Paul Moyer Limbert (May 27, 1897 - December 24, 1998) was a clergyman, educator and Secretary General of the World Alliance of YMCAs.

== Early life and education ==
Limbert was born in Grove City, Pennsylvania, the son of George Elias Limbert and Flora Moyer Limbert. He earned a bachelor's degree at Franklin and Marshall College in 1918 and divinity degree at the Lancaster Theological Seminary in 1922. He earned a master's degree from Union Theological Seminary, and a Ph.D. from Teachers College, Columbia University in 1929.

== Career ==
Limbert lectured and taught at many American universities. He was an assistant professor of religion at Franklin and Marshall College from 1923 to 1931. He was president of Springfield College from 1946 to 1952. In 1952, he was named Secretary General of the World Alliance of YMCAs in Geneva, Switzerland. During his tenure, the YMCA celebrated its centennial in 1955, and Limbert visited many YMCAs in over sixty nations. "It was an eye-opener to get into all these different countries and see the YMCAs in different settings," he later recalled.

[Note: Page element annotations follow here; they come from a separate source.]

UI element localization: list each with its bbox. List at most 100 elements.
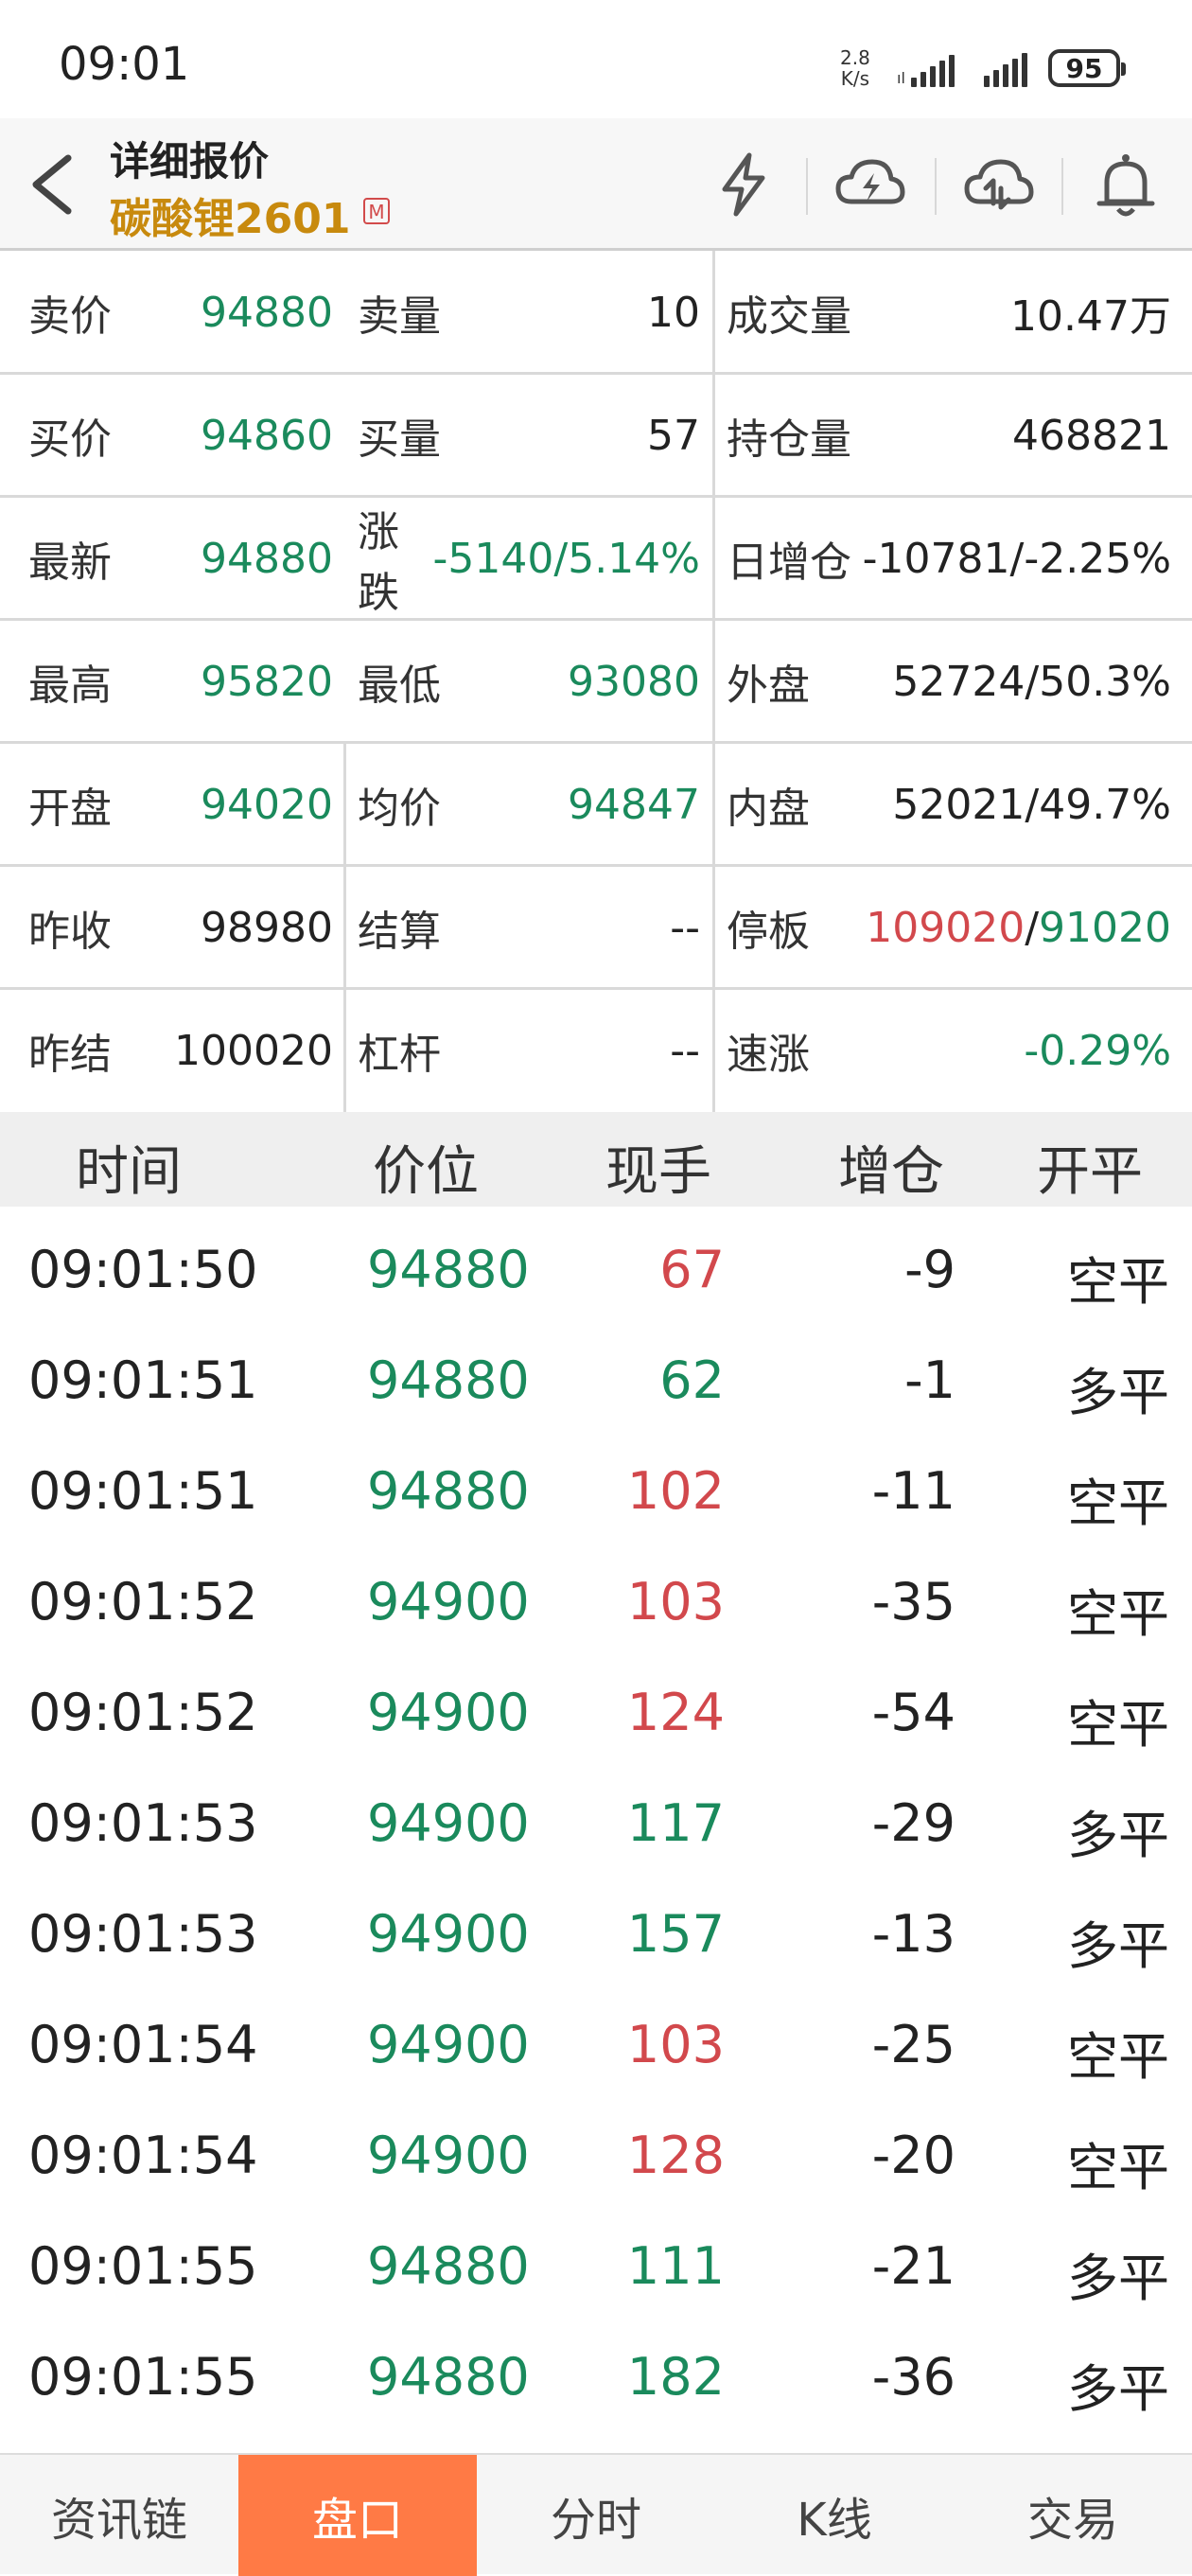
table-row: 09:01:53 94900 157 -13 多平 — [0, 1876, 1192, 1986]
trade-volume: 124 — [626, 1683, 725, 1742]
table-row: 09:01:52 94900 124 -54 空平 — [0, 1654, 1192, 1765]
flash-button[interactable] — [706, 147, 781, 222]
trade-time: 09:01:54 — [28, 2015, 258, 2074]
quote-prev-close: 昨收 98980 — [28, 903, 333, 957]
trade-price: 94900 — [367, 2126, 530, 2185]
tab-intraday[interactable]: 分时 — [477, 2455, 715, 2576]
trade-type: 空平 — [1067, 1584, 1169, 1644]
trades-table-header: 时间 价位 现手 增仓 开平 — [0, 1112, 1192, 1207]
trade-time: 09:01:53 — [28, 1904, 258, 1964]
trade-volume: 103 — [626, 2015, 725, 2074]
cloud-flash-button[interactable] — [833, 147, 908, 222]
tab-order-book[interactable]: 盘口 — [238, 2455, 477, 2576]
quote-avg-price: 均价 94847 — [358, 780, 700, 834]
alert-button[interactable] — [1088, 147, 1164, 222]
trade-type: 多平 — [1067, 1806, 1169, 1865]
quote-high: 最高 95820 — [28, 657, 333, 711]
trade-time: 09:01:55 — [28, 2347, 258, 2407]
trade-volume: 117 — [626, 1793, 725, 1853]
quote-change: 涨跌 -5140/5.14% — [358, 508, 700, 617]
trade-time: 09:01:53 — [28, 1793, 258, 1853]
quote-open: 开盘 94020 — [28, 780, 333, 834]
quote-ask-volume: 卖量 10 — [358, 288, 700, 342]
quote-outer-volume: 外盘 52724/50.3% — [727, 657, 1171, 711]
net-speed-value: 2.8 — [840, 46, 870, 69]
trade-time: 09:01:52 — [28, 1683, 258, 1742]
table-row: 09:01:50 94880 67 -9 空平 — [0, 1211, 1192, 1322]
trades-table-body: 09:01:50 94880 67 -9 空平 09:01:51 94880 62 -1 多平 09… — [0, 1211, 1192, 2442]
header-bar: 详细报价 碳酸锂2601 M — [0, 118, 1192, 251]
trade-type: 多平 — [1067, 2359, 1169, 2419]
column-header-type: 开平 — [1037, 1141, 1143, 1203]
trade-price: 94900 — [367, 1683, 530, 1742]
trade-volume: 128 — [626, 2126, 725, 2185]
table-row: 09:01:52 94900 103 -35 空平 — [0, 1544, 1192, 1654]
status-clock: 09:01 — [59, 38, 190, 91]
tab-trade[interactable]: 交易 — [954, 2455, 1192, 2576]
grid-divider — [712, 251, 715, 1112]
trade-time: 09:01:50 — [28, 1240, 258, 1299]
lightning-icon — [722, 152, 765, 217]
trade-volume: 182 — [626, 2347, 725, 2407]
trade-oi-change: -29 — [871, 1793, 955, 1853]
trade-volume: 111 — [626, 2236, 725, 2296]
quote-inner-volume: 内盘 52021/49.7% — [727, 780, 1171, 834]
trade-price: 94900 — [367, 1793, 530, 1853]
quote-settlement: 结算 -- — [358, 903, 700, 957]
column-header-price: 价位 — [373, 1141, 479, 1203]
back-button[interactable] — [25, 154, 78, 215]
cloud-sync-button[interactable] — [961, 147, 1037, 222]
trade-type: 空平 — [1067, 2027, 1169, 2087]
trade-time: 09:01:51 — [28, 1461, 258, 1521]
quote-grid: 卖价 94880 卖量 10 成交量 10.47万 买价 94860 买量 57 持仓量 4… — [0, 251, 1192, 1112]
trade-time: 09:01:55 — [28, 2236, 258, 2296]
table-row: 09:01:53 94900 117 -29 多平 — [0, 1765, 1192, 1876]
trade-type: 空平 — [1067, 1473, 1169, 1533]
trade-oi-change: -9 — [904, 1240, 955, 1299]
quote-daily-oi-change: 日增仓 -10781/-2.25% — [727, 534, 1171, 588]
trade-price: 94880 — [367, 1240, 530, 1299]
trade-oi-change: -25 — [871, 2015, 955, 2074]
limit-separator: / — [1025, 903, 1040, 952]
table-row: 09:01:54 94900 103 -25 空平 — [0, 1986, 1192, 2097]
quote-volume: 成交量 10.47万 — [727, 292, 1171, 341]
trade-oi-change: -20 — [871, 2126, 955, 2185]
trade-time: 09:01:51 — [28, 1350, 258, 1410]
trade-oi-change: -35 — [871, 1572, 955, 1632]
header-divider — [1061, 158, 1063, 215]
quote-low: 最低 93080 — [358, 657, 700, 711]
tab-kline[interactable]: K线 — [715, 2455, 954, 2576]
quote-bid-price: 买价 94860 — [28, 411, 333, 465]
trade-price: 94880 — [367, 1461, 530, 1521]
trade-oi-change: -36 — [871, 2347, 955, 2407]
instrument-name: 碳酸锂2601 — [110, 195, 351, 243]
tab-news-chain[interactable]: 资讯链 — [0, 2455, 238, 2576]
trade-type: 多平 — [1067, 1916, 1169, 1976]
column-header-oi: 增仓 — [838, 1141, 944, 1203]
trade-price: 94900 — [367, 2015, 530, 2074]
trade-volume: 67 — [659, 1240, 725, 1299]
net-speed-unit: K/s — [840, 67, 870, 90]
quote-speed-change: 速涨 -0.29% — [727, 1026, 1171, 1080]
trade-volume: 102 — [626, 1461, 725, 1521]
trade-price: 94900 — [367, 1572, 530, 1632]
battery-level: 95 — [1065, 52, 1103, 84]
header-divider — [935, 158, 937, 215]
quote-price-limits: 停板 109020/91020 — [727, 903, 1171, 957]
bottom-nav: 资讯链 盘口 分时 K线 交易 — [0, 2453, 1192, 2576]
table-row: 09:01:55 94880 182 -36 多平 — [0, 2319, 1192, 2429]
net-speed: 2.8 K/s — [840, 47, 870, 89]
trade-time: 09:01:54 — [28, 2126, 258, 2185]
table-row: 09:01:55 94880 111 -21 多平 — [0, 2208, 1192, 2319]
table-row: 09:01:54 94900 128 -20 空平 — [0, 2097, 1192, 2208]
quote-bid-volume: 买量 57 — [358, 411, 700, 465]
chevron-left-icon — [32, 154, 72, 215]
trade-type: 空平 — [1067, 2138, 1169, 2197]
trade-price: 94900 — [367, 1904, 530, 1964]
battery-icon: 95 — [1048, 49, 1126, 87]
grid-divider — [343, 741, 346, 1112]
page-title: 详细报价 — [110, 138, 270, 185]
quote-ask-price: 卖价 94880 — [28, 288, 333, 342]
limit-up: 109020 — [866, 903, 1025, 952]
column-header-volume: 现手 — [605, 1141, 711, 1203]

After his term ended, Limbert traveled, lectured and wrote articles dealing with YMCA history. He was president of the Association of Retired YMCA Directors for nine years. In 1983, he received the Cook Memorial Award, from the Western North Carolina chapter of the United Nations Association. In 1985, at age 88, he was named as the first inductee into the YMCA Hall of Fame. In 1994, he attended the 150th anniversary of the YMCA in London, at Westminster Abbey.

== Publications ==

- Denominational Policies in the Support and Supervision of Higher Education (1929)
- What Children Think about War (1933)
- Educating for Civic Responsibility: A Guide to Policy and Practice in Public Affairs Education (1941)
- Christians Face War (1944)
- Christian Emphasis in YMCA Program: A Guide to Policy and Practice for Young Men's Christian Associations (1944)
- The Promise of Association: A History of the Mission and Work of the YMCA at the University of Illinois, 1873-1997 (1997, with Scott Joseph Peters)
- Reliving a Century (1997)

== Personal life ==
Limbert married Anna Myers. She died in 1984. He was survived by their two daughters when he died at the age of 101 in 1998, at a retirement community he helped to establish, in Black Mountain, North Carolina.